MEDIACAHAYU — Di tengah pagi yang mulai sibuk di Stasiun Cirebonprujakan, tak lagi terdengar seruan petugas memeriksa tiket. Tak ada lagi lambaian tangan menyodorkan kertas atau KTP.
Penumpang cukup berjalan melewati sebuah gate pemindai wajah. Pintu terbuka otomatis, perjalanan pun dimulai.
Inilah wajah baru pelayanan publik di sektor perkeretaapian. PT Kereta Api Indonesia (KAI) Daerah Operasi 3 Cirebon memperluas penggunaan Face Recognition Boarding Gate atau pintu naik berbasis pengenalan wajah.
Setelah sukses di Stasiun Cirebonkejaksan, sistem ini kini hadir di Cirebonprujakan, menghadirkan pengalaman baru yang dinilai lebih cepat, praktis, dan ramah lingkungan.
“Kami ingin memberikan kenyamanan dan kemudahan bagi para pelanggan. Cukup dengan wajah, penumpang tak perlu menunjukkan tiket fisik maupun kartu identitas,” ujar Muhibbuddin, Manajer Humas Daop 3 Cirebon, saat peluncuran teknologi ini, Rabu (2/7/2025).
Praktis, Inklusif, dan Ramah Lingkungan
Bagi banyak penumpang, sistem baru ini merupakan terobosan. Tak hanya menghilangkan proses antre panjang, tetapi juga memperkenalkan standar baru dalam efisiensi layanan.
Namun lebih dari itu, fasilitas ini juga memperhatikan inklusivitas.
Pintu otomatis yang digunakan dalam sistem ini telah dirancang khusus agar dapat digunakan oleh penyandang disabilitas yang memakai kursi roda. Lebarnya disesuaikan, dan sensor mengenali wajah dengan posisi duduk.

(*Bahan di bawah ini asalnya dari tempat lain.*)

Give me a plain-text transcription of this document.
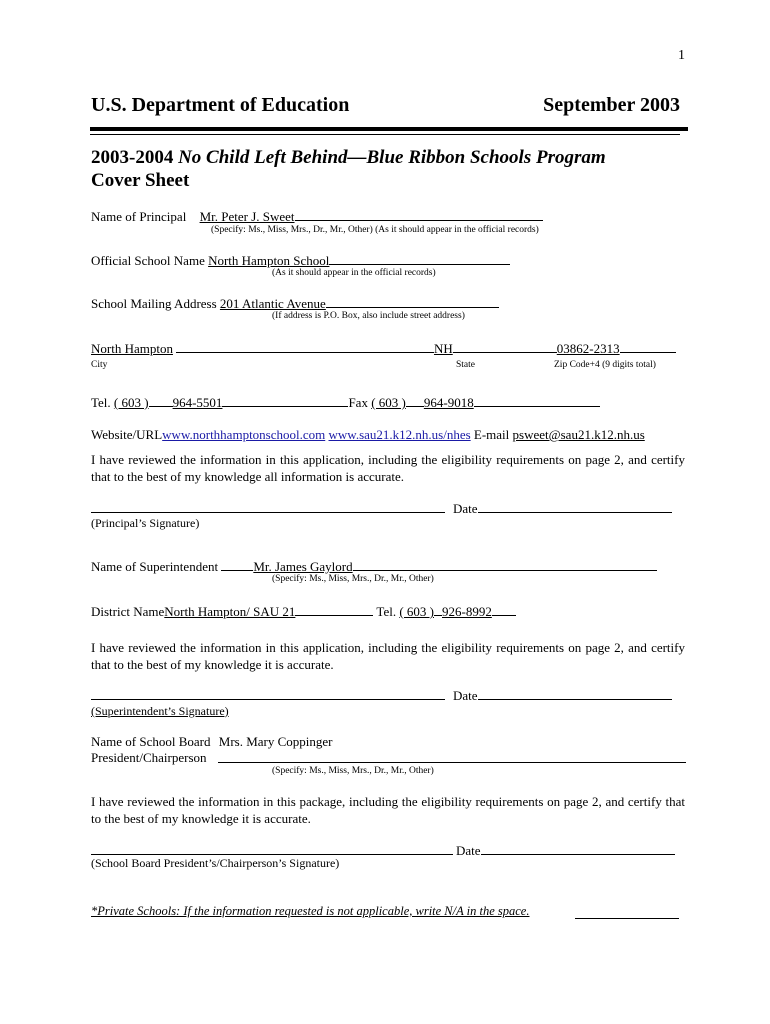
1
U.S. Department of Education	September 2003
2003-2004 No Child Left Behind—Blue Ribbon Schools Program
Cover Sheet
Name of Principal Mr. Peter J. Sweet
(Specify: Ms., Miss, Mrs., Dr., Mr., Other) (As it should appear in the official records)
Official School Name North Hampton School
(As it should appear in the official records)
School Mailing Address 201 Atlantic Avenue
(If address is P.O. Box, also include street address)
North Hampton	NH	03862-2313
City	State	Zip Code+4 (9 digits total)
Tel. ( 603 ) 964-5501	Fax ( 603 ) 964-9018
Website/URLwww.northhamptonschool.com www.sau21.k12.nh.us/nhes E-mail psweet@sau21.k12.nh.us
I have reviewed the information in this application, including the eligibility requirements on page 2, and certify that to the best of my knowledge all information is accurate.
Date
(Principal’s Signature)
Name of Superintendent Mr. James Gaylord
(Specify: Ms., Miss, Mrs., Dr., Mr., Other)
District NameNorth Hampton/ SAU 21	Tel. ( 603 ) 926-8992
I have reviewed the information in this application, including the eligibility requirements on page 2, and certify that to the best of my knowledge it is accurate.
Date
(Superintendent’s Signature)
Name of School Board Mrs. Mary Coppinger
President/Chairperson
(Specify: Ms., Miss, Mrs., Dr., Mr., Other)
I have reviewed the information in this package, including the eligibility requirements on page 2, and certify that to the best of my knowledge it is accurate.
Date
(School Board President’s/Chairperson’s Signature)
*Private Schools: If the information requested is not applicable, write N/A in the space.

Tak hanya menyasar efisiensi dan kenyamanan, penerapan teknologi ini juga menyentuh isu keberlanjutan. Dengan berkurangnya kebutuhan tiket kertas, KAI mencatat adanya pengurangan signifikan penggunaan kertas sejak sistem ini diterapkan pertama kali pada Mei 2023.

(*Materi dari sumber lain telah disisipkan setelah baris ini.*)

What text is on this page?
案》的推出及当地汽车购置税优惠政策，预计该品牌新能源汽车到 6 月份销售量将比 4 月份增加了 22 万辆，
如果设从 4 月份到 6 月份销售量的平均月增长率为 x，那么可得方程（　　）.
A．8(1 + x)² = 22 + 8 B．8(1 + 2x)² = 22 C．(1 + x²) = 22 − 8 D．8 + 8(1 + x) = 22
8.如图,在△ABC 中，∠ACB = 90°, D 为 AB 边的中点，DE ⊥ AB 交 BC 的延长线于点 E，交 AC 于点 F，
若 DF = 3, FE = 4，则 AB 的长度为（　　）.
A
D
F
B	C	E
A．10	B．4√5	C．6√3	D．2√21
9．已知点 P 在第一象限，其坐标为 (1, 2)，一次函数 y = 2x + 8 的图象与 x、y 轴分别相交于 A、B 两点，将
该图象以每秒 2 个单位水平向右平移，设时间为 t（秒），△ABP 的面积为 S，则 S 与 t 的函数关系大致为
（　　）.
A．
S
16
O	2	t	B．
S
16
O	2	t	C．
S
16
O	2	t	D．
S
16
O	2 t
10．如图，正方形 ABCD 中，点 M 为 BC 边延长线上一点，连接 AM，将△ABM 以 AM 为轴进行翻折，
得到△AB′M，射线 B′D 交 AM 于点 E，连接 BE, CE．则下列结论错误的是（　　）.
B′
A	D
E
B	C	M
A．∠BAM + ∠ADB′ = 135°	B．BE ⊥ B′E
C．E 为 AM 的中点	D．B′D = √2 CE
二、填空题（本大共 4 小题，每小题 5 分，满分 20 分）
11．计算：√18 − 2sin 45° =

“Sejak itu hingga Juni 2025, sistem ini telah digunakan sebanyak 549.069 kali, menghemat sekitar 1.305 rol kertas tiket,” kata Muhib. “Ini berarti pula pengurangan limbah dan emisi dari produksi serta distribusi tiket fisik.”
Menjembatani Inovasi dan Partisipasi
Namun teknologi tetap memerlukan adaptasi. Tak semua pelanggan kereta siap dengan perubahan ini, apalagi mereka yang belum akrab dengan ponsel pintar atau akses digital.
Oleh karena itu, KAI membuka dua jalur registrasi untuk layanan pengenalan wajah: secara luring di dua stasiun Cirebon dan daring melalui aplikasi Access by KAI.
Pendaftaran online membutuhkan verifikasi data dan swafoto (selfie) sesuai instruksi. Sampai pertengahan 2025, lebih dari 61.000 pelanggan telah terdaftar, menunjukkan tren adopsi yang meningkat.
Langkah ini menunjukkan bagaimana inovasi bisa dijalankan dengan mempertimbangkan partisipasi publik secara luas. Bagi sebagian orang, melewati gerbang tanpa interaksi dengan petugas mungkin terasa asing.
Namun seiring waktu, pola baru ini dapat menjadi kebiasaan baru.
Menuju Perjalanan yang Sepenuhnya Digital
Modernisasi layanan perkeretaapian di Indonesia bukan sekadar soal teknologi. Ia adalah refleksi dari perubahan nilai dalam pelayanan publik: kecepatan, kenyamanan, aksesibilitas, dan keberlanjutan.
Di tengah upaya transformasi digital berbagai sektor, langkah KAI menjadi salah satu contoh bagaimana modernisasi bisa menyentuh hal-hal sederhana, seperti naik kereta, tetapi berdampak besar pada ekosistem layanan.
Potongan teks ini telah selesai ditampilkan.